Morning Roundup 5/2/2005

Marc Comtois

Nota Bene: This post is an experiment. I thought I'd try providing a bunch of different links to different web posts, articles, stories etc. that I found interesting. The goal is to point to some articles that may be of general interest to conservative readers with enough of a summary to indicate whether or not it would be interesting. I'd appreciate any feedback as to whether this is a worthwhile endeavor.

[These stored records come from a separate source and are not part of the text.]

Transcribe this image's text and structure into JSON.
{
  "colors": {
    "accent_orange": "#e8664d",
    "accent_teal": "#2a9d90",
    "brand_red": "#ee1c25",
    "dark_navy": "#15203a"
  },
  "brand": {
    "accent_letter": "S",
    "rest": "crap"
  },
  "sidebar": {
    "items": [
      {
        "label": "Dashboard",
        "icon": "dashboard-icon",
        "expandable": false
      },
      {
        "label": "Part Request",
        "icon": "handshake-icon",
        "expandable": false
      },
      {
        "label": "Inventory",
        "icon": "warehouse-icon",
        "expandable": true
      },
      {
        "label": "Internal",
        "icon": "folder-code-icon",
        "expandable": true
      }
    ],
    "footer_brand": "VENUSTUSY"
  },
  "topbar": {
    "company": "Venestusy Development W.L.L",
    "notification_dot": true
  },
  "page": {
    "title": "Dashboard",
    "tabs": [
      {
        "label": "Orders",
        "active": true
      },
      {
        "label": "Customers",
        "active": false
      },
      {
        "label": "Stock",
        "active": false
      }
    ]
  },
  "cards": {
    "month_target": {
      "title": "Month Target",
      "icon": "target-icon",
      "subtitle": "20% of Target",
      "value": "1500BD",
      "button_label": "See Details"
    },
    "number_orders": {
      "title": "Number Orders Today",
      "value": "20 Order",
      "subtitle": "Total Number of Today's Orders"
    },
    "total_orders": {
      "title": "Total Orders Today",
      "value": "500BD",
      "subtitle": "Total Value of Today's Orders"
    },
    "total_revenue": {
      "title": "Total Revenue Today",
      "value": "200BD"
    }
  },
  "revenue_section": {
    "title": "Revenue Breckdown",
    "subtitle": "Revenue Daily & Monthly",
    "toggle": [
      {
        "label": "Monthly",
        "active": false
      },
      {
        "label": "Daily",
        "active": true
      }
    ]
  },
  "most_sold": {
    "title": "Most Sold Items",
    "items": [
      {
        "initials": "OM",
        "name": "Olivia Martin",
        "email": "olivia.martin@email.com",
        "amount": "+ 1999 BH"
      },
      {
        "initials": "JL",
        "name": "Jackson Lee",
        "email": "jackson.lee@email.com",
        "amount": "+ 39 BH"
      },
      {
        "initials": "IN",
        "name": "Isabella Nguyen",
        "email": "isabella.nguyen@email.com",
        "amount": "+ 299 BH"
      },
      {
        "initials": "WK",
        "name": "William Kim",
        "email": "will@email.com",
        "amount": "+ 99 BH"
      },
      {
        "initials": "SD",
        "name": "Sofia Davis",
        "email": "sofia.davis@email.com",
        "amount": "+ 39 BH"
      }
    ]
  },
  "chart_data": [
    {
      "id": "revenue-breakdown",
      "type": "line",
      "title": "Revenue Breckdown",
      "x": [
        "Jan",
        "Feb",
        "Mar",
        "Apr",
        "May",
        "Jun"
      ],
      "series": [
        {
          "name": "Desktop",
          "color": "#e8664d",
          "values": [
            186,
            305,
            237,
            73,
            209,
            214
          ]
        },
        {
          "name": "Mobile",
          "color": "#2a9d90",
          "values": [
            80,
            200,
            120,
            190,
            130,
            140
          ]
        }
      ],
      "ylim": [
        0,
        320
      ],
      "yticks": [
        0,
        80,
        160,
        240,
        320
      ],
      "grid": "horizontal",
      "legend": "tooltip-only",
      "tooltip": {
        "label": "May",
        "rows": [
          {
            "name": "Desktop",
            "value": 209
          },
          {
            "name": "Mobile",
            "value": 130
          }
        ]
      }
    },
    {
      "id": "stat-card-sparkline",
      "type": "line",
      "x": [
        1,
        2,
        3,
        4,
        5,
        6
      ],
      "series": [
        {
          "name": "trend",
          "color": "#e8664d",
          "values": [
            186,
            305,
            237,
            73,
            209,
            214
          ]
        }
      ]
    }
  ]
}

  • Glenn Reynolds has posted that he heard Bill Bennet complaining about the First Lady's tongue-in-cheek monologue (video can be found here) over the weekend and tells him to "lighten up." I caught the "show" over the weekend on C-SPAN and thought it was funny. There were references to the Chippendales and milking a male horse. Does being conservative mean having a prudish sense of humor? Does laughing at a "blue" joke indicate one is compromising their conservative ideals? Some think so. [UPDATE: The last one is a spoof according to NRO Corner].
  • Kevin A Hasset at National Review wonders if President Bush's approach towards Social Security reform should be judged like the Patriot's draft: both have been pretty successful before, so should we question them based on first impressions?
  • In today's Boston Globe, Cathy Young reports on "A left wing witch hunt on campus" against an admitted [gasp] libertarian conservative (and College of Liberal Arts Teacher of the Year) at Southern Illinois University.
  • The Weekly Standard has a couple good columns up. First, Paul Mirengoff explains that the Left has gotten quite good at using metaphors to argue that the missteps made by the U.S. in the War on Terror are the ever-becoming rule. However, these attempts fail because the arguments rest on the flawed underlying assumption that such "atrocities" will remain unaddressed and become the norm when there is no evidence to support such a belief. The second article is by Steven G. Calabresi who explains how raw politics is behind the filibuster by Senate Democrats. In short, there could be nothing worse for them then non-white conservatives on the bench.
  • In the spirit of scientific debate, some leading science journals are preventing publication of papers that call into question the theory of global warming.
  • The Economist warns, "If environmental groups continue to reject pragmatic solutions and instead drift toward Utopian (or dystopian) visions of the future, they will lose the battle of ideas." Please step back John Muir, come on up. . . Adam Smith? But wait, putting the shoe (or sandal?) on the other foot, perhaps free-marketers can learn from "greens," too. (Pssst, John, come over here. . . let's make a deal). Meanwhile, Jared Diamond believes many great societies haved died because of "ecocide," though Tim Worstall believes that the "Yankee idea" of inventing something to solve ecological problems will prove fruitful.
  • While the debate between evolution and intelligent design continues, Michael Ruse thinks that evolutionists have damaged their own cause because they insistently make no room for religious belief in their scientific world.